I think books do have an impact on scientists though the major target are the general public. As to peer reviewed papers, ID scientists do show an interest to participate in this dialogue through peer reviewed papers. They claim to face difficulties because of censorship and show examples of the same.They have even started a Journal to publish peer reviewed papers. How much other scientists will interact with them is indeed a question mark. You can get their perspective from the below article.
https://evolutionnews.org/2010/05/biocomplexity_a_new_peerreview/

As for me, I have a career in Engineering (Design) which i enjoy a lot and have no plans to switch streams and get into biology. Though i do reserve the right to evaluate any claims i come across and form my own independent opinion. And i will not hesitate to speak what i believe and am willing to justify why i believe so.
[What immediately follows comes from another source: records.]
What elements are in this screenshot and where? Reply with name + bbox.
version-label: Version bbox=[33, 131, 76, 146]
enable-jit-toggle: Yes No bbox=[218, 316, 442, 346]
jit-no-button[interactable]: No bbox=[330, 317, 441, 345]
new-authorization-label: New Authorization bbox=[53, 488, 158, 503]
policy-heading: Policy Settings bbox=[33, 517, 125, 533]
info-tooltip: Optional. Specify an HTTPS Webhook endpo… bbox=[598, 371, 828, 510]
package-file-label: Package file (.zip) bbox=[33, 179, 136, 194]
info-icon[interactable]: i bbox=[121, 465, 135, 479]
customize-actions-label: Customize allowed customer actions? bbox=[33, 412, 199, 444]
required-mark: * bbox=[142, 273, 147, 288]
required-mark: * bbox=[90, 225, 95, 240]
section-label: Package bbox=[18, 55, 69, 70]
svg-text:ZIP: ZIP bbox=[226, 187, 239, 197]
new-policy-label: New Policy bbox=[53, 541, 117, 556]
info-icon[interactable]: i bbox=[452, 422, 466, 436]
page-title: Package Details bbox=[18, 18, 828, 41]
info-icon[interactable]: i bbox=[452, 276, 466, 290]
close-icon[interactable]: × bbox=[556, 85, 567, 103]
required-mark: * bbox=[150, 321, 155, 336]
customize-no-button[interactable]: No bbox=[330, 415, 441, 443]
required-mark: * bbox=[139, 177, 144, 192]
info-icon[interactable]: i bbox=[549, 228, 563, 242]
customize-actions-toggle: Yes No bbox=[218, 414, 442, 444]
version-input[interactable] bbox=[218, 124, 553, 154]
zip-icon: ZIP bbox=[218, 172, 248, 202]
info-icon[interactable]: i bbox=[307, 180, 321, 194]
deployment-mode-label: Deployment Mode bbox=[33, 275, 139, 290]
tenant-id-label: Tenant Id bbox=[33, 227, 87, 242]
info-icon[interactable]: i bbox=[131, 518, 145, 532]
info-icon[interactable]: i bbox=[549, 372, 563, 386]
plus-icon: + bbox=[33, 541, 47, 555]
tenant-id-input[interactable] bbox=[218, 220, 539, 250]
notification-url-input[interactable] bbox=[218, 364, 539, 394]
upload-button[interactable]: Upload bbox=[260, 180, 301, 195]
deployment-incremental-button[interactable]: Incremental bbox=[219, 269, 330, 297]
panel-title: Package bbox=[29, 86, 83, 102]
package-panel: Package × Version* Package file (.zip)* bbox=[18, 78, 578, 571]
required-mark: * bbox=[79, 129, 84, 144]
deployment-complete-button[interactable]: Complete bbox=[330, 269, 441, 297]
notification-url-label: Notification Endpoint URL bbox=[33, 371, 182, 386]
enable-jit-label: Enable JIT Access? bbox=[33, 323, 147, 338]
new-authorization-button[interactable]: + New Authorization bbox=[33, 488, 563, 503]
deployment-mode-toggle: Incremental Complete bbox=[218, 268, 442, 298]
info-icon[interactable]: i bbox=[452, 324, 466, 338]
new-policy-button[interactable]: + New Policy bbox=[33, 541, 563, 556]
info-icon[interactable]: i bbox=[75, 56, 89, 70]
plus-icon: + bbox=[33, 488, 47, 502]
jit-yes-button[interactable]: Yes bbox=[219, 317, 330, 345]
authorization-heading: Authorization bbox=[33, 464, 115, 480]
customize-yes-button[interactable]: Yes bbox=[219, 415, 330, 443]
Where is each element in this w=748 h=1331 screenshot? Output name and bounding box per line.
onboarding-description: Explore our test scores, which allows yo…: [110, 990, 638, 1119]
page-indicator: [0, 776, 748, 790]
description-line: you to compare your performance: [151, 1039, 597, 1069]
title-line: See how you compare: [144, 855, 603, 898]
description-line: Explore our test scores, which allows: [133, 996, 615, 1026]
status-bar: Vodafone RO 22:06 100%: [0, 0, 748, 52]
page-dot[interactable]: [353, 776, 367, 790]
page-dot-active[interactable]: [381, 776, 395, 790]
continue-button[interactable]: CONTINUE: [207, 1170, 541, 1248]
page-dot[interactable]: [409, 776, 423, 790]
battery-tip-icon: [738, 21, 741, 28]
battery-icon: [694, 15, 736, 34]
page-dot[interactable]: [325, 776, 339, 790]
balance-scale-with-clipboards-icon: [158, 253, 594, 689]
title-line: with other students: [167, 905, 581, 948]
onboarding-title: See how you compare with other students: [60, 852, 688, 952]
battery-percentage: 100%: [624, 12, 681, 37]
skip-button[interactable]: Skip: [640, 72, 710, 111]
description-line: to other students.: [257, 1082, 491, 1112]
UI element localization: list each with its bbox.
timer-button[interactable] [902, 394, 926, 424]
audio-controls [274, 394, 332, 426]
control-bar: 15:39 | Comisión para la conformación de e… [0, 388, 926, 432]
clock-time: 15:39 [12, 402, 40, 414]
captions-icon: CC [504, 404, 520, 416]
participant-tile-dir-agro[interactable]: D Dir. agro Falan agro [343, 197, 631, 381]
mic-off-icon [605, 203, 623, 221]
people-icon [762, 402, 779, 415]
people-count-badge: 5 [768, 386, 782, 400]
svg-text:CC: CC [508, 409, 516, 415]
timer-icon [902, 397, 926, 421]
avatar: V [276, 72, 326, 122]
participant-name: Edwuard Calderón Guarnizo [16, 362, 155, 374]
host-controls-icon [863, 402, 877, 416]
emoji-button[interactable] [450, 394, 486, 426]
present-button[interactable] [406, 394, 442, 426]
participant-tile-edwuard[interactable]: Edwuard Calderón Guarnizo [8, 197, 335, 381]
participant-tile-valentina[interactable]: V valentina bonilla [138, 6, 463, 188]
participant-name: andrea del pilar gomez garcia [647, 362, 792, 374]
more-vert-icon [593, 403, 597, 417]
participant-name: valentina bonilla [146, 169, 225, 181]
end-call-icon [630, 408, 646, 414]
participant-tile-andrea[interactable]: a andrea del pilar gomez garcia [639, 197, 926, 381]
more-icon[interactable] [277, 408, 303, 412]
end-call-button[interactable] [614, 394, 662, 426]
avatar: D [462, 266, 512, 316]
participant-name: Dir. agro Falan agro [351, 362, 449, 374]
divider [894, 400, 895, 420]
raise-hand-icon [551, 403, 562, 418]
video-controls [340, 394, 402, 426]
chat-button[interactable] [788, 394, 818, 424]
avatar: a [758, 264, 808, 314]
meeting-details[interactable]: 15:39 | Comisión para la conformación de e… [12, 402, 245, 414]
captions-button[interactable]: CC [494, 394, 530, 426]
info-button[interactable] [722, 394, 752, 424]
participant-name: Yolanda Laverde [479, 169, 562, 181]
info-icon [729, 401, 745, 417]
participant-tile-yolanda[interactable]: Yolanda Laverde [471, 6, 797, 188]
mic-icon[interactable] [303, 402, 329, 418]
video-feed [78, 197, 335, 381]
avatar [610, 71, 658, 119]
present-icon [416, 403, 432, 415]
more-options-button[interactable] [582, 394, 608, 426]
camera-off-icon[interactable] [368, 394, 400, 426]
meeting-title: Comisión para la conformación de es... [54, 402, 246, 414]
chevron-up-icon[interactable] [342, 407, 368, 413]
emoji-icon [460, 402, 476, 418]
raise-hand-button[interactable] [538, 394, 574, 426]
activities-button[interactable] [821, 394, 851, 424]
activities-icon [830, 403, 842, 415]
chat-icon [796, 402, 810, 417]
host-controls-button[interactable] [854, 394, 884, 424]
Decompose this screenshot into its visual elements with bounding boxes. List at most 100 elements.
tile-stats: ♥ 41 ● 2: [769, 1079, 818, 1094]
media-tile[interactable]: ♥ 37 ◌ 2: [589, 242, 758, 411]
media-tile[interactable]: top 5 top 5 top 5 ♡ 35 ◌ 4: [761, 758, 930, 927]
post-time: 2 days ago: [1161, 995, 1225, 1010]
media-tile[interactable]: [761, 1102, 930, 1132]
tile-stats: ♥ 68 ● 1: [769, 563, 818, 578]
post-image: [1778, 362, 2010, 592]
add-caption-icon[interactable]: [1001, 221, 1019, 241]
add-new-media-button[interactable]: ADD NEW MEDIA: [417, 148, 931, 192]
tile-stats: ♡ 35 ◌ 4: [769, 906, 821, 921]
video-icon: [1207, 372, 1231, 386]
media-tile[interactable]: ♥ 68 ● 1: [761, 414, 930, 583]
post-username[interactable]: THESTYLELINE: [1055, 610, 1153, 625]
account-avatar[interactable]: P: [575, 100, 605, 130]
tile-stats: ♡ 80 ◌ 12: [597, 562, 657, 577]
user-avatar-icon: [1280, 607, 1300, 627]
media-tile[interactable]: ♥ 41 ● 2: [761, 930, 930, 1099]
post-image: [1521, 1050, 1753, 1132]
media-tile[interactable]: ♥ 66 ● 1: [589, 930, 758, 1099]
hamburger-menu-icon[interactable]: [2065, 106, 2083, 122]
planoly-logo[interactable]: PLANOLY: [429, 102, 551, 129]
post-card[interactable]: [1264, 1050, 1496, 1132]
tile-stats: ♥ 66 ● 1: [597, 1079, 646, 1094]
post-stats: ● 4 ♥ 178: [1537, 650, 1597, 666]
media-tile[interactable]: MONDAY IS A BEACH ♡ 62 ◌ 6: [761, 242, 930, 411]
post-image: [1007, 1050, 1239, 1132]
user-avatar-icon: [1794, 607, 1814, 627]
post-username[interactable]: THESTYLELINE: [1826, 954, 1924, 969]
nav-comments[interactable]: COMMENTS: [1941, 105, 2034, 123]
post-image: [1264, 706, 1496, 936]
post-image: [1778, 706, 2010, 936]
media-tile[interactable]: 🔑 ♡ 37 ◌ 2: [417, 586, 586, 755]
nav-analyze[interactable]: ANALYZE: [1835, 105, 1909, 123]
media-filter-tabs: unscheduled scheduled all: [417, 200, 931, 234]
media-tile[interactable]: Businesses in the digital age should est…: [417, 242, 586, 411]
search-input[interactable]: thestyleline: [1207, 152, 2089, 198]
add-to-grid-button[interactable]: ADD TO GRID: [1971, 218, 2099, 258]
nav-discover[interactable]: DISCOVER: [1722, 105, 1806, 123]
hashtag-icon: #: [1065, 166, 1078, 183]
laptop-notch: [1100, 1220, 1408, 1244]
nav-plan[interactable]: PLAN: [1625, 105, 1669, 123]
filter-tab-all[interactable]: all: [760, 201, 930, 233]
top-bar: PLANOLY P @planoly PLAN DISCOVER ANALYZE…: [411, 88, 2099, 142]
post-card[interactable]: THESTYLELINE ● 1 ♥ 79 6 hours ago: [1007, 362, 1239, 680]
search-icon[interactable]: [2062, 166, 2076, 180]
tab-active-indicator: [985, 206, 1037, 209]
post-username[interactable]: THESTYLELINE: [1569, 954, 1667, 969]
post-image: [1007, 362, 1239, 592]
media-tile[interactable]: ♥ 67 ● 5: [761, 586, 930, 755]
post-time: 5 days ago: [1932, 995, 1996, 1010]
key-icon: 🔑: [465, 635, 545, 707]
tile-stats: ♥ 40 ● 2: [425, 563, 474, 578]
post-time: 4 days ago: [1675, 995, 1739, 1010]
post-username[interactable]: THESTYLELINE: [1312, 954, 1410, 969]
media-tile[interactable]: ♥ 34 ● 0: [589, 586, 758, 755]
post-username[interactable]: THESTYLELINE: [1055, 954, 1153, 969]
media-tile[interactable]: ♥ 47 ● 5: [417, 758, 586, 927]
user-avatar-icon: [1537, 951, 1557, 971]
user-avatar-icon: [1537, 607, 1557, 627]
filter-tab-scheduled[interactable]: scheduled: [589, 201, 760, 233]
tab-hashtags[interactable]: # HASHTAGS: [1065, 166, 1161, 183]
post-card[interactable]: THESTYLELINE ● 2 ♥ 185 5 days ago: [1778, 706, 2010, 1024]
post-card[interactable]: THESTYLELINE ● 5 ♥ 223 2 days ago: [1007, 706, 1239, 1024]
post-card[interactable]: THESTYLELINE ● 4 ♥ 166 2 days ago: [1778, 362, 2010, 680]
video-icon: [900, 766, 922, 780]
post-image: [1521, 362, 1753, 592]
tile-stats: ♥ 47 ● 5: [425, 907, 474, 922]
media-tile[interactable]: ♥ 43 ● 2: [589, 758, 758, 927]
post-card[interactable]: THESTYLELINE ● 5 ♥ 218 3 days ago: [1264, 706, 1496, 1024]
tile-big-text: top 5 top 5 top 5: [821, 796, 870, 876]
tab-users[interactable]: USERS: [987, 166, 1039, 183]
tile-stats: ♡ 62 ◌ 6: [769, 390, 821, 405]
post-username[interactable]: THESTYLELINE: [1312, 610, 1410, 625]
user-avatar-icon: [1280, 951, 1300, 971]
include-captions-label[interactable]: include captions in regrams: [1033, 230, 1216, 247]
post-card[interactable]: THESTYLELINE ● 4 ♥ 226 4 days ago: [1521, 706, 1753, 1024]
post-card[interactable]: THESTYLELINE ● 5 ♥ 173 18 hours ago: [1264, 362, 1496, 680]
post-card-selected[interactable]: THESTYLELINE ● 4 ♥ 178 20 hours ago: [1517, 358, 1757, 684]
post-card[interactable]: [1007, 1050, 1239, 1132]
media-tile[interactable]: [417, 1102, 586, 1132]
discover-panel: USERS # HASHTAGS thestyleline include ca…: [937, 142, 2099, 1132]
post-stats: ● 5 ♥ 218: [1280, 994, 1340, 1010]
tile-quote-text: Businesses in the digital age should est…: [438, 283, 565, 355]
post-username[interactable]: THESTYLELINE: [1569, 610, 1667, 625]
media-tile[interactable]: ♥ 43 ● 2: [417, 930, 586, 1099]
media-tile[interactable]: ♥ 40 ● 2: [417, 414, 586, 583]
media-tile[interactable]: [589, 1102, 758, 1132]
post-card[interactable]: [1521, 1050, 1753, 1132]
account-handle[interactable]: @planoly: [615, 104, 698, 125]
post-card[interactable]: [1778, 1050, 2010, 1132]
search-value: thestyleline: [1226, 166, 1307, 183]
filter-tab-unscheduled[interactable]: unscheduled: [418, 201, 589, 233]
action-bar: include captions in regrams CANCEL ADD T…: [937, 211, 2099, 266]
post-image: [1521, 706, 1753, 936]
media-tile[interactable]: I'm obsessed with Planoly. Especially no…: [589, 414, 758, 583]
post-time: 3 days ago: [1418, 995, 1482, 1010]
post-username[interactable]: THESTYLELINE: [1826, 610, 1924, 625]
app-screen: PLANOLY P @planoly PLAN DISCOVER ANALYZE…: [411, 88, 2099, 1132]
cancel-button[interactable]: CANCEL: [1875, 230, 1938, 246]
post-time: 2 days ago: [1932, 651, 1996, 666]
I have given you clear documented reasons why the Appendix is not a part of the caecum. Pls corroborate your claims with information (i.e- What makes teh appendix part of the cecum, evidence for shared function etc).

Since you claim an abundance… why dont you show me your calculations… or is it that evolutionary scientists dont need a mathematical basis for any of their claims?

Obviously to whom? Have you ever designed anything in your life? The rabbits digestive system is for the rabbit… not for human beings. So measuring its design quality based on Human biases is not smart.